Je vais relire Balzac et Maupassant, encore, au coin des poêles, et laisser les vents éternels soulever la neige des éternels retours.
08:00 Publié dans Acompte d'auteur | Lien permanent | Commentaires (5) | Tags : littérature | Facebook | Bertrand REDONNET
Commentaires
Si j'en crois les précisions apportées sur ce site : http://michel.balmont.free.fr/pedago/fonction_poesie/affiche_rouge.html , "Toi qui vas demeurer dans la beauté des choses" est, dans sa lettre, de Aragon. LA formulation de Manouchian est plus prosaique :" C’est en regardant le soleil et la belle nature que j’ai tant aimée que je dirai Adieu ! à la vie ". Ce qui n'ôte rien à la beauté de votre chronique.
Écrit par : Jean-Michel | 07.11.2009
Et c'est le moment d'écouter encore une fois le texte d'Aragon interprété par Ferré:
http://www.youtube.com/watch?v=6HLB_EVtJK4
Écrit par : Feuilly | 07.11.2009
Une véritable histoire de page blanche que nous raconte doublement votre billet !

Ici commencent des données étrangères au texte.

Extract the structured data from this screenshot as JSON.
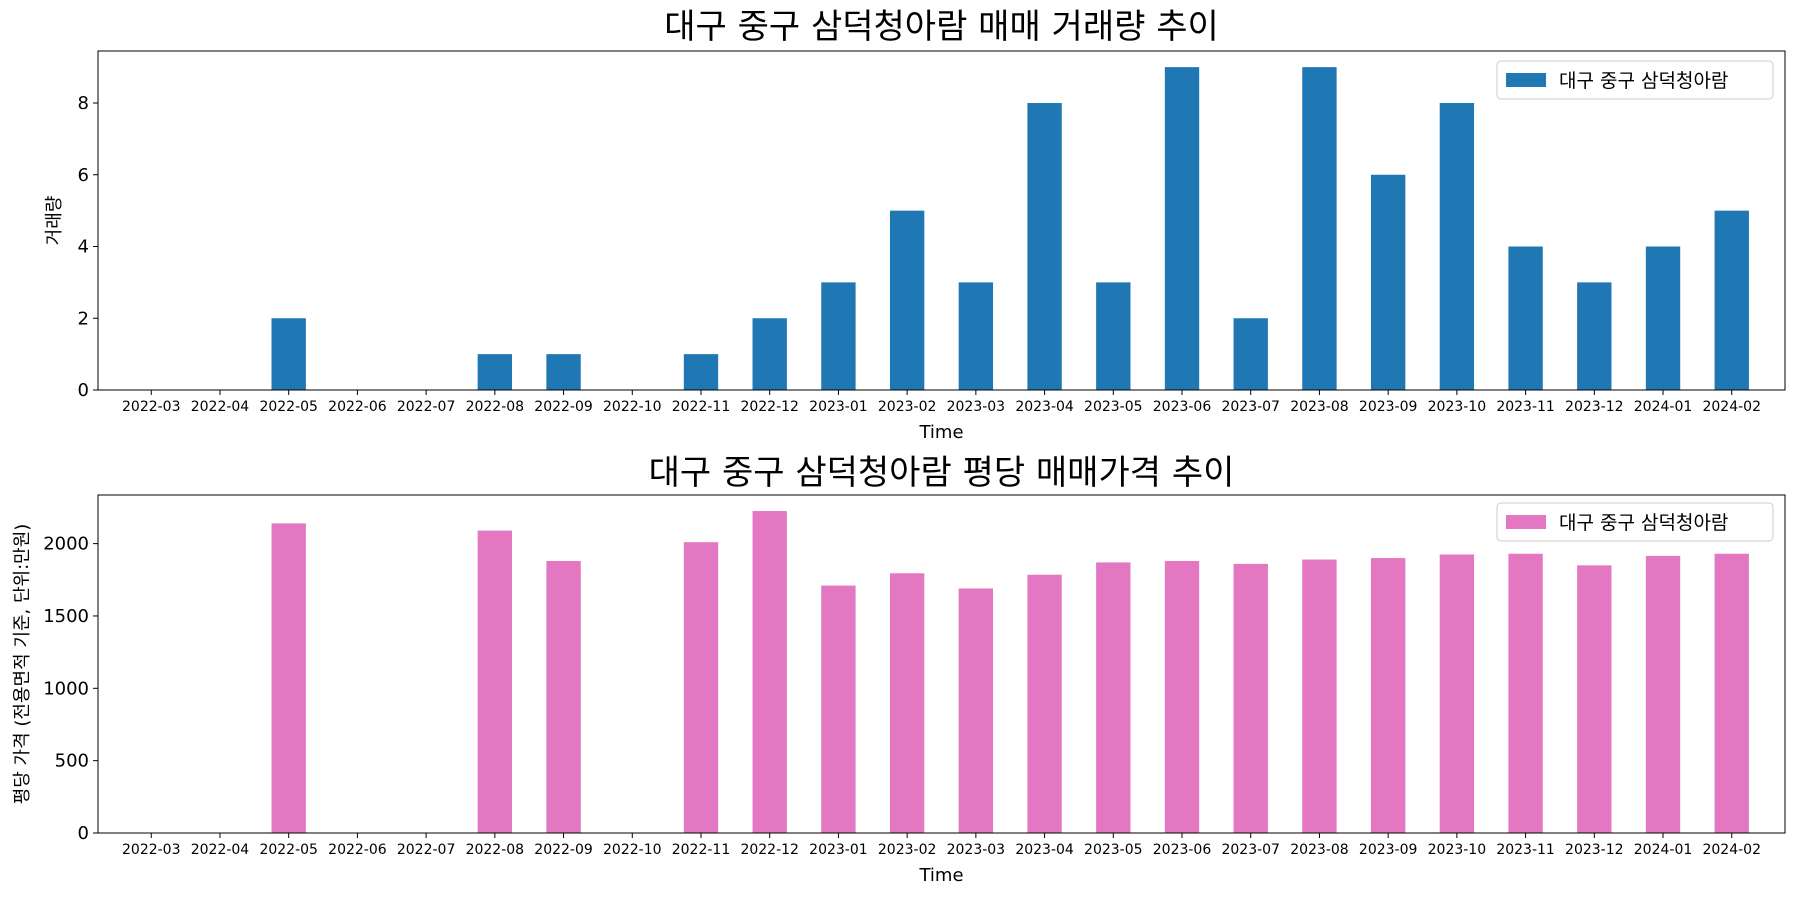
{
  "chart_data": [
    {
      "type": "bar",
      "title": "대구 중구 삼덕청아람 매매 거래량 추이",
      "xlabel": "Time",
      "ylabel": "거래량",
      "categories": [
        "2022-03",
        "2022-04",
        "2022-05",
        "2022-06",
        "2022-07",
        "2022-08",
        "2022-09",
        "2022-10",
        "2022-11",
        "2022-12",
        "2023-01",
        "2023-02",
        "2023-03",
        "2023-04",
        "2023-05",
        "2023-06",
        "2023-07",
        "2023-08",
        "2023-09",
        "2023-10",
        "2023-11",
        "2023-12",
        "2024-01",
        "2024-02"
      ],
      "series": [
        {
          "name": "대구 중구 삼덕청아람",
          "color": "#1f77b4",
          "values": [
            0,
            0,
            2,
            0,
            0,
            1,
            1,
            0,
            1,
            2,
            3,
            5,
            3,
            8,
            3,
            9,
            2,
            9,
            6,
            8,
            4,
            3,
            4,
            5
          ]
        }
      ],
      "yticks": [
        0,
        2,
        4,
        6,
        8
      ],
      "ylim": [
        0,
        9.45
      ],
      "grid": false,
      "legend": "top-right"
    },
    {
      "type": "bar",
      "title": "대구 중구 삼덕청아람 평당 매매가격 추이",
      "xlabel": "Time",
      "ylabel": "평당 가격 (전용면적 기준, 단위:만원)",
      "categories": [
        "2022-03",
        "2022-04",
        "2022-05",
        "2022-06",
        "2022-07",
        "2022-08",
        "2022-09",
        "2022-10",
        "2022-11",
        "2022-12",
        "2023-01",
        "2023-02",
        "2023-03",
        "2023-04",
        "2023-05",
        "2023-06",
        "2023-07",
        "2023-08",
        "2023-09",
        "2023-10",
        "2023-11",
        "2023-12",
        "2024-01",
        "2024-02"
      ],
      "series": [
        {
          "name": "대구 중구 삼덕청아람",
          "color": "#e377c2",
          "values": [
            0,
            0,
            2140,
            0,
            0,
            2090,
            1880,
            0,
            2010,
            2225,
            1710,
            1795,
            1690,
            1785,
            1870,
            1880,
            1860,
            1890,
            1900,
            1925,
            1930,
            1850,
            1915,
            1930
          ]
        }
      ],
      "yticks": [
        0,
        500,
        1000,
        1500,
        2000
      ],
      "ylim": [
        0,
        2336
      ],
      "grid": false,
      "legend": "top-right"
    }
  ]
}
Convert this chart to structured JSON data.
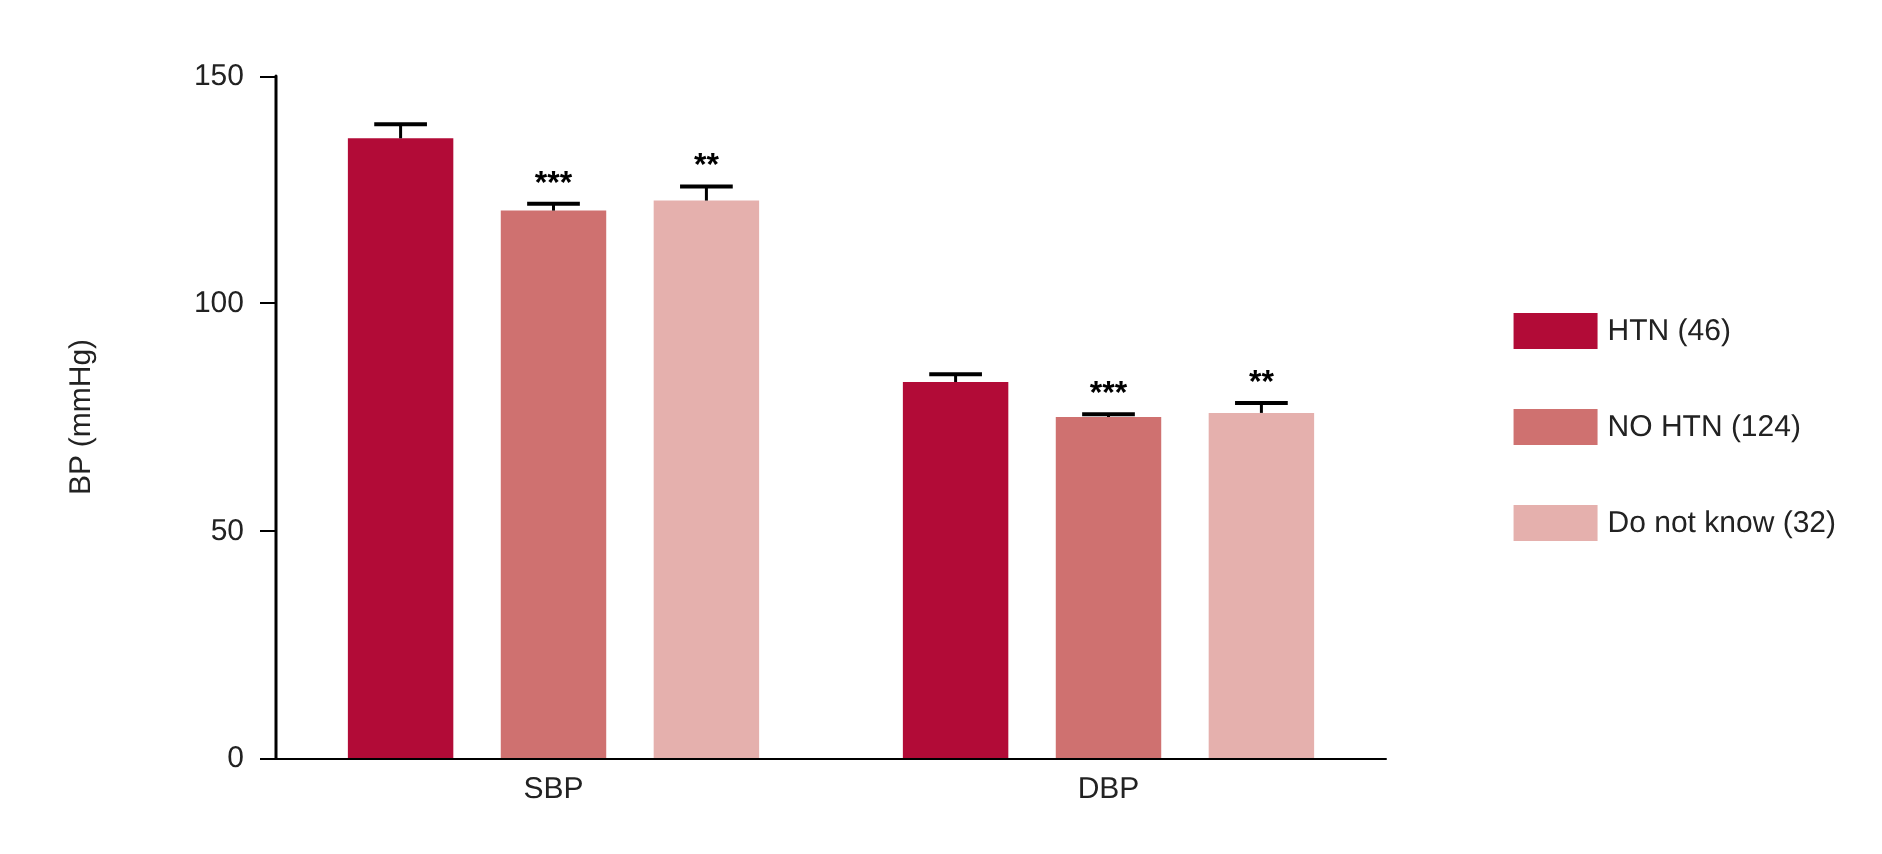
{
  "chart_data": {
    "type": "bar",
    "ylabel": "BP (mmHg)",
    "categories": [
      "SBP",
      "DBP"
    ],
    "series": [
      {
        "name": "HTN (46)",
        "color": "#b20b37",
        "values": [
          136.3,
          82.7
        ],
        "errors": [
          [
            136.3,
            139.4
          ],
          [
            82.7,
            84.4
          ]
        ]
      },
      {
        "name": "NO HTN (124)",
        "color": "#cf7170",
        "values": [
          120.4,
          75.0
        ],
        "errors": [
          [
            120.4,
            121.9
          ],
          [
            75.0,
            75.6
          ]
        ],
        "value_labels": [
          "***",
          "***"
        ]
      },
      {
        "name": "Do not know (32)",
        "color": "#e5b0ad",
        "values": [
          122.6,
          75.9
        ],
        "errors": [
          [
            122.6,
            125.7
          ],
          [
            75.9,
            78.1
          ]
        ],
        "value_labels": [
          "**",
          "**"
        ]
      }
    ],
    "ylim": [
      0,
      150
    ],
    "yticks": [
      0,
      50,
      100,
      150
    ],
    "grid": false,
    "legend": "right"
  }
}
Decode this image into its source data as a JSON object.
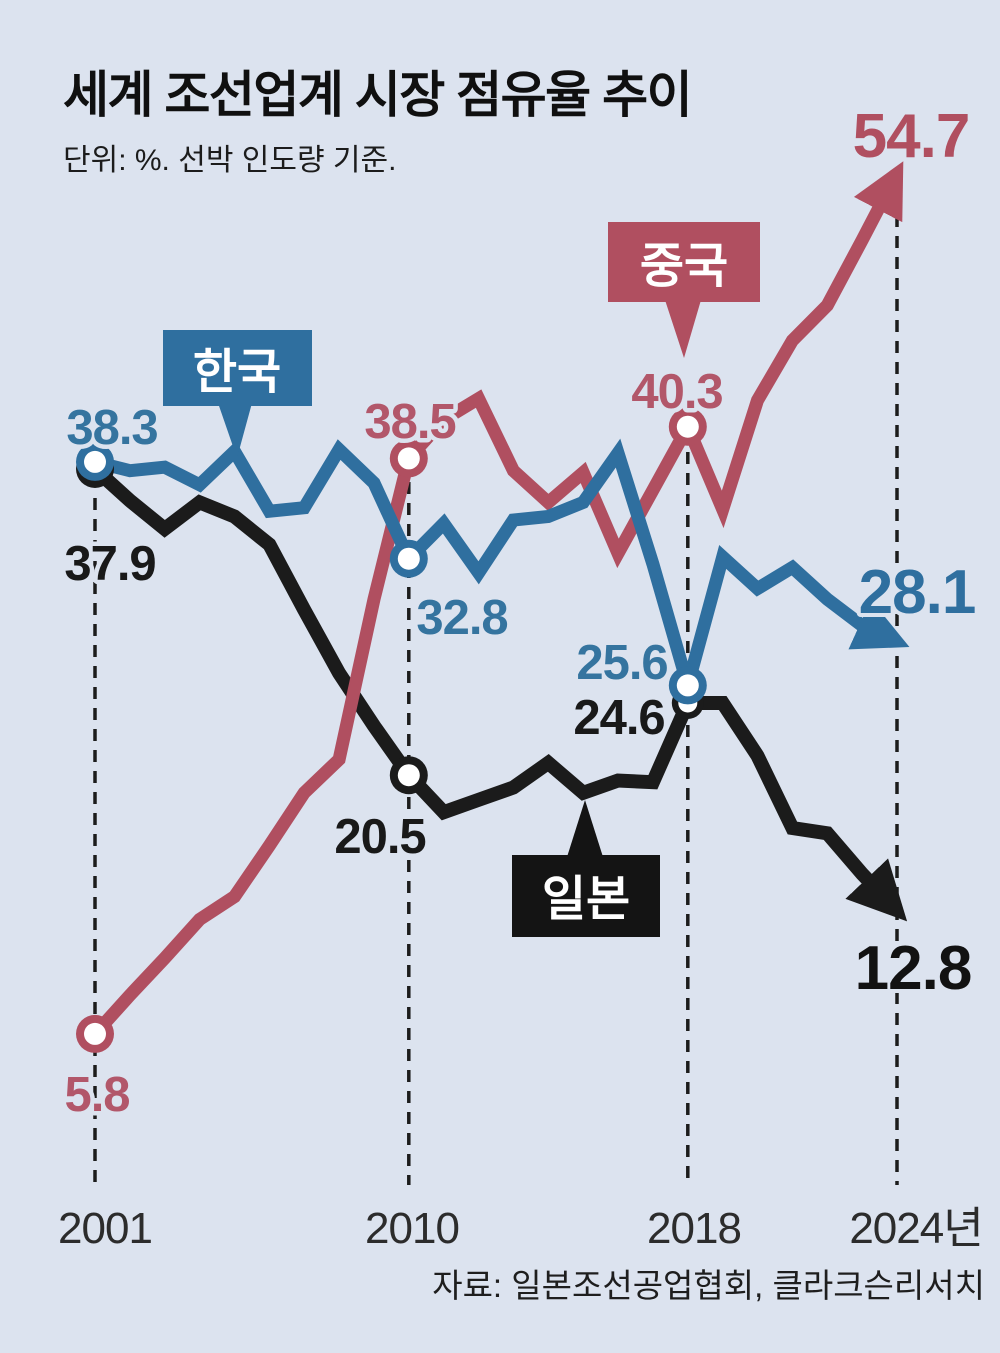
{
  "header": {
    "title": "세계 조선업계 시장 점유율 추이",
    "subtitle": "단위: %. 선박 인도량 기준."
  },
  "footer": {
    "source": "자료: 일본조선공업협회, 클라크슨리서치"
  },
  "colors": {
    "background": "#dce3ef",
    "korea": "#2f6f9f",
    "china": "#b04f60",
    "japan": "#1b1b1b"
  },
  "chart_data": {
    "type": "line",
    "unit": "%",
    "title": "세계 조선업계 시장 점유율 추이",
    "x": [
      2001,
      2002,
      2003,
      2004,
      2005,
      2006,
      2007,
      2008,
      2009,
      2010,
      2011,
      2012,
      2013,
      2014,
      2015,
      2016,
      2017,
      2018,
      2019,
      2020,
      2021,
      2022,
      2023,
      2024
    ],
    "x_tick_labels": [
      "2001",
      "2010",
      "2018",
      "2024년"
    ],
    "anchor_years": [
      2001,
      2010,
      2018,
      2024
    ],
    "ylim": [
      0,
      60
    ],
    "grid": "dashed vertical at anchor years",
    "legend_position": "inline callout boxes",
    "series": [
      {
        "name": "한국",
        "color": "#2f6f9f",
        "values": [
          38.3,
          37.8,
          38.0,
          37.0,
          38.9,
          35.5,
          35.7,
          39.0,
          37.1,
          32.8,
          34.8,
          32.0,
          35.0,
          35.2,
          36.0,
          38.8,
          32.5,
          25.6,
          32.9,
          31.1,
          32.3,
          30.5,
          29.0,
          28.1
        ]
      },
      {
        "name": "중국",
        "color": "#b04f60",
        "values": [
          5.8,
          8.0,
          10.1,
          12.3,
          13.6,
          16.5,
          19.5,
          21.4,
          30.5,
          38.5,
          40.7,
          41.9,
          37.8,
          36.0,
          37.7,
          33.1,
          36.7,
          40.3,
          35.6,
          41.8,
          45.2,
          47.2,
          50.9,
          54.7
        ]
      },
      {
        "name": "일본",
        "color": "#1b1b1b",
        "values": [
          37.9,
          36.1,
          34.5,
          36.0,
          35.2,
          33.6,
          29.9,
          26.3,
          23.3,
          20.5,
          18.4,
          19.1,
          19.8,
          21.2,
          19.5,
          20.2,
          20.1,
          24.6,
          24.6,
          21.6,
          17.5,
          17.2,
          14.9,
          12.8
        ]
      }
    ],
    "markers": [
      {
        "series": 2,
        "year": 2001,
        "kind": "dot"
      },
      {
        "series": 2,
        "year": 2010,
        "kind": "open"
      },
      {
        "series": 2,
        "year": 2018,
        "kind": "open-small"
      },
      {
        "series": 1,
        "year": 2001,
        "kind": "open"
      },
      {
        "series": 1,
        "year": 2010,
        "kind": "open"
      },
      {
        "series": 1,
        "year": 2018,
        "kind": "open"
      },
      {
        "series": 0,
        "year": 2001,
        "kind": "open"
      },
      {
        "series": 0,
        "year": 2010,
        "kind": "open"
      },
      {
        "series": 0,
        "year": 2018,
        "kind": "open"
      }
    ],
    "labels": {
      "korea_2001": "38.3",
      "korea_2010": "32.8",
      "korea_2018": "25.6",
      "korea_2024": "28.1",
      "china_2001": "5.8",
      "china_2010": "38.5",
      "china_2018": "40.3",
      "china_2024": "54.7",
      "japan_2001": "37.9",
      "japan_2010": "20.5",
      "japan_2018": "24.6",
      "japan_2024": "12.8"
    }
  }
}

Écrit par : solko | 07.11.2009
Merci Jean-Michel, pour ce rétablissement, effectivement...La dernière lettre de Manouchian a été librement retranscrite, avec bonheur, par Aragon.
Et merci à toi aussi, Feuilly....Toujours cette émotion à l'écoute de ce texte. Toujours ce couteau qui prend à la gorge.
" Ils étaient vingt et trois étrangers et nos frères pourtant."
8 Polonais parmi eux...dont un n'avait que 18 ans...
Écrit par : Bertrand | 09.11.2009
Cher Solko et mufle que je fus d'oublier de répondre à votre judicieuse observation...
Oui, parfois, les paysages sont blancs comme des pages taries et, surtout, inversement...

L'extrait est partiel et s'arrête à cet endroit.